Sunday January 3, 2016 | Jeremy Jernigan
When the woman saw that the fruit of the tree was good for food and pleasing to the eye, and also desirable for gaining wisdom, she took some and ate it. She also gave some to her husband, who was with her, and he ate it. Then the eyes of both of them were opened, and they realized they were naked; so they sewed fig leaves together and made coverings for themselves. Then the man and his wife heard the sound of the Lord God as he was walking in the garden in the cool of the day, and they hid from the Lord God among the trees of the garden.
John 10:10
The thief comes only to steal and kill and destroy; I have come that they may have life, and have it to the full.
This week we heard from a guest speaker, Jeremy Jernigan, teach on the topic of his new book, Redeeming Pleasure. The topic of pleasure within the church has often been shied away from because of an assumption that pleasure is connected with guilt and shame.

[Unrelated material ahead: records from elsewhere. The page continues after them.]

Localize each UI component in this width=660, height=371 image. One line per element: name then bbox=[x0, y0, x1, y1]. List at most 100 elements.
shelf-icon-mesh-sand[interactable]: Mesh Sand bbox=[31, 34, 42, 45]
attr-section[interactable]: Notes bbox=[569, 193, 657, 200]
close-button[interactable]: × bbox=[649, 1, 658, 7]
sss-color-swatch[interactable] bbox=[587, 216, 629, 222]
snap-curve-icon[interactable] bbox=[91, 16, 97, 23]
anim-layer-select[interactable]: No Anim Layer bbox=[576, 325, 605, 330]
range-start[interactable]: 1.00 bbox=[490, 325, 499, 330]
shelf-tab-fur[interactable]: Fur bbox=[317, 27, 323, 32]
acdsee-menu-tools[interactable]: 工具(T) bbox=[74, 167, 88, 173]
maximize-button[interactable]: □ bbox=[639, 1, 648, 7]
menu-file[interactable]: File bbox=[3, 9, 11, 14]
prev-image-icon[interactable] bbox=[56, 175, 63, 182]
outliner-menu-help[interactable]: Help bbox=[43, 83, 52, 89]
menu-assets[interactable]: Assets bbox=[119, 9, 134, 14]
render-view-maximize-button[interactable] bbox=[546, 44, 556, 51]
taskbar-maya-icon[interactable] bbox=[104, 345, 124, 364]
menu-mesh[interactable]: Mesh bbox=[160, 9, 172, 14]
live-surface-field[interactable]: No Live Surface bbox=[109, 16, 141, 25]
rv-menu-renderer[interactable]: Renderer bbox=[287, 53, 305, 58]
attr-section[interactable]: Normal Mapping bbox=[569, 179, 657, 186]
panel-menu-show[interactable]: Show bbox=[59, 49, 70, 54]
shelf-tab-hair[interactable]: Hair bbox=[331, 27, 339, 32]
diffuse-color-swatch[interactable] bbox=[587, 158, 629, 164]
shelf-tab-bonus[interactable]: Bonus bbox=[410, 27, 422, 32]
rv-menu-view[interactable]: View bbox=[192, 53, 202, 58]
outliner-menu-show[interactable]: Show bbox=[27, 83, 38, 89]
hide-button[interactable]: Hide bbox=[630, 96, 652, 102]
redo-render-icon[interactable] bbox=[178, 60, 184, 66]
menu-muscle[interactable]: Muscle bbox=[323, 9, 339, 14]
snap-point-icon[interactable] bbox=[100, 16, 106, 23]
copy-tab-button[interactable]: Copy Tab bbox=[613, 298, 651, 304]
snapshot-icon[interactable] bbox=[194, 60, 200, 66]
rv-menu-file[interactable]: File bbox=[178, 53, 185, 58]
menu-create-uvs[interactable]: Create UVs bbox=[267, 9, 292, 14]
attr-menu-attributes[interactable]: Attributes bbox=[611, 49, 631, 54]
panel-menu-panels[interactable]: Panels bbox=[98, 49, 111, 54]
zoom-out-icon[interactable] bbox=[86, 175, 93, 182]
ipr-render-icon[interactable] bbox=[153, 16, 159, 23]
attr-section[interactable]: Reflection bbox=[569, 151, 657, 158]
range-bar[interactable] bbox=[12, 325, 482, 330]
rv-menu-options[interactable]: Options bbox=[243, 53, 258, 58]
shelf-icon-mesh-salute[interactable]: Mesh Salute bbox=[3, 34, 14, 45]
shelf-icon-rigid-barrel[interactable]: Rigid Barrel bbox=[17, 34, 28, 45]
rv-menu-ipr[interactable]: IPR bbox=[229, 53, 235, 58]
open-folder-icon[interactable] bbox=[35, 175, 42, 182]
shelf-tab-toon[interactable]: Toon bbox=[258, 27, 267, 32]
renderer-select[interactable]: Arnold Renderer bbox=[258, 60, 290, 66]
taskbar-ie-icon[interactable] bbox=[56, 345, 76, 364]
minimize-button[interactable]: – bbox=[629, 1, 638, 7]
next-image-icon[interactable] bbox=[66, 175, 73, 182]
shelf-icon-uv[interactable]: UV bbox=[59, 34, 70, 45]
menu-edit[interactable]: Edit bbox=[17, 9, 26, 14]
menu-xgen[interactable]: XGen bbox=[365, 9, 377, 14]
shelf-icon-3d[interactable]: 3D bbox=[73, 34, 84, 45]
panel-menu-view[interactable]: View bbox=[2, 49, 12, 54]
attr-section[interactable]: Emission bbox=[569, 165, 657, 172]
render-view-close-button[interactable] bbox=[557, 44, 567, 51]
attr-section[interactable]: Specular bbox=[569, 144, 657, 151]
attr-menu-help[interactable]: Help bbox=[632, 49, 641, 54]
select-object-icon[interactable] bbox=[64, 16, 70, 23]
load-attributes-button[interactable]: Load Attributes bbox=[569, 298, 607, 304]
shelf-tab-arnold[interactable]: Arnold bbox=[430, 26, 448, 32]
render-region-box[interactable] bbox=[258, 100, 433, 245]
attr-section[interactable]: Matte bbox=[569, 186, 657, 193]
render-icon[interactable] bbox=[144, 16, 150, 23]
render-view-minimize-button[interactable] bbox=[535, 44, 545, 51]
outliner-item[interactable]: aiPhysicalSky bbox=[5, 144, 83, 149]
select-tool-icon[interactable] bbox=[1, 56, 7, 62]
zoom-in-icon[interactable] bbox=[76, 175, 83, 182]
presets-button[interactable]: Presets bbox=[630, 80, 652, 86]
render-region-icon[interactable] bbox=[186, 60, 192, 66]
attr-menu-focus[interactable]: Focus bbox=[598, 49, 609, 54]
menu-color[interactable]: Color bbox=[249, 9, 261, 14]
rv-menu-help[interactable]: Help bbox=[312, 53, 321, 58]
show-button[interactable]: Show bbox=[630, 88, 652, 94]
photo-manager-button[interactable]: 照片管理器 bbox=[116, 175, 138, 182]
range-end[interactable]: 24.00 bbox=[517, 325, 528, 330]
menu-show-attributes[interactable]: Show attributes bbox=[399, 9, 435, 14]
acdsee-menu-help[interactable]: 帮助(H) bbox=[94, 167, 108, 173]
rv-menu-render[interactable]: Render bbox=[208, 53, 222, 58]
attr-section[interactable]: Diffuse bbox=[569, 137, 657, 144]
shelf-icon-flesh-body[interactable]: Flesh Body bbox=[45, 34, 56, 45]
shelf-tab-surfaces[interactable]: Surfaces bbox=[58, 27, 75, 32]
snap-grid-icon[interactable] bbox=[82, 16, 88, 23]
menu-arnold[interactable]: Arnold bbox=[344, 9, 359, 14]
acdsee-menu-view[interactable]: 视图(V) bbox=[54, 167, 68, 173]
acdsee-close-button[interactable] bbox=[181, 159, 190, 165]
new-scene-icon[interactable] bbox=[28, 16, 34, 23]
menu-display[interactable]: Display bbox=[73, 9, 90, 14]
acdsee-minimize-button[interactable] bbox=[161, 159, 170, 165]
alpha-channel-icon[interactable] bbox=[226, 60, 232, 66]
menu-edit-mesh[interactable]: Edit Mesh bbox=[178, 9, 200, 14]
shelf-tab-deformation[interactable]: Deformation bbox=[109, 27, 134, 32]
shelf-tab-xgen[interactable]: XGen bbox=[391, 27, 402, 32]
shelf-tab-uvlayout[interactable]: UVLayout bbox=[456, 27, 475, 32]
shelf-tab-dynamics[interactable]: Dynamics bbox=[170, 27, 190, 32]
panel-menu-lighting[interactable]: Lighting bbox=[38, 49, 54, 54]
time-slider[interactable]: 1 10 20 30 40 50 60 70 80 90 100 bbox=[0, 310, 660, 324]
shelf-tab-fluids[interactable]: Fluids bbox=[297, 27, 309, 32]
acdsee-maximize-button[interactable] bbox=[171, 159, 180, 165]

Jeremy emphasized the need to seek pleasure on God’s terms where we will experience maximum pleasure rather than seeking pleasure on our own terms which ultimately leads to less pleasure.
Jeremy Jernigan, our guest speaker, began his teaching by emphasizing the discomfort of the topic of pleasure within the church along with the needs to expand the definition of pleasure beyond merely sexual pleasure. Jeremy defined pleasure as “a cause or source of enjoyment or delight”. Ultimately our journey for God and our journey for pleasure should be the same journey, but this has been confused and warped by our culture and our misunderstanding and mistrust of God’s character and plan for us. Within our culture we more often than need have two extremes when it comes to pleasure. We either emphasize no pleasure in our pursuit of God OR we emphasize seeking out all pleasure and abandon God. In the back of our minds most of us believe that there is a sense of guilt within the seeking out of pleasure.
The problem with the cultural understanding of pleasure is that seeking out pleasure on ones own terms drives it. We want what we want when we want it and oftentimes miss the truest pleasure in our pursuit of pleasure. Jeremy drove this point home through a story of an interaction with a banker who randomly asked him his opinion on pre-marital sex. The interaction ended with Jeremy emphasizing that the guilt she was feeling in her current relationship was driven by her avoidance of God’s design for her to experience maximum pleasure through sex in the context of marriage. This was the deepest truth of the narrative between Adam and Eve in the Garden of Eden (Genesis 3:6-7). The eating of the tree of the knowledge of good and evil was driven by a desire to have our own knowledge apart from God and it broke our dependence on God. When we pursue pleasure on our own terms apart from God we experience dangerous consequences that lead to shame.
The final story Jeremy shared was of the hot water leak in his house that flooded the remainder of the house. The leak temporarily provided a warm tile in his bathroom while being oblivious to the greater leak under the surface. Jeremy notes that the heat on the floor was not worth the leak in the house. This pleasure of the heated floor was a bad trade for the resulting pain, money, time and overall headache of a forced home renovation. This truth is easy to see in the example of a water leak, but can much harder to see in our everyday pursuit of pleasure. We ultimately are required to trust in Jesus in a way that most of us don’t do on a daily basis. We live with a default setting of skepticism or believing that God is not as beautiful and loving as He actually is in the person of Jesus. In order to redeem the beauty of pleasure we need to redeem our picture of the Jesus-looking God who is not holding out on us, but is yearning for us to experience true life (John 10:10) and true pleasure by seeking pleasure on His terms rather than our own.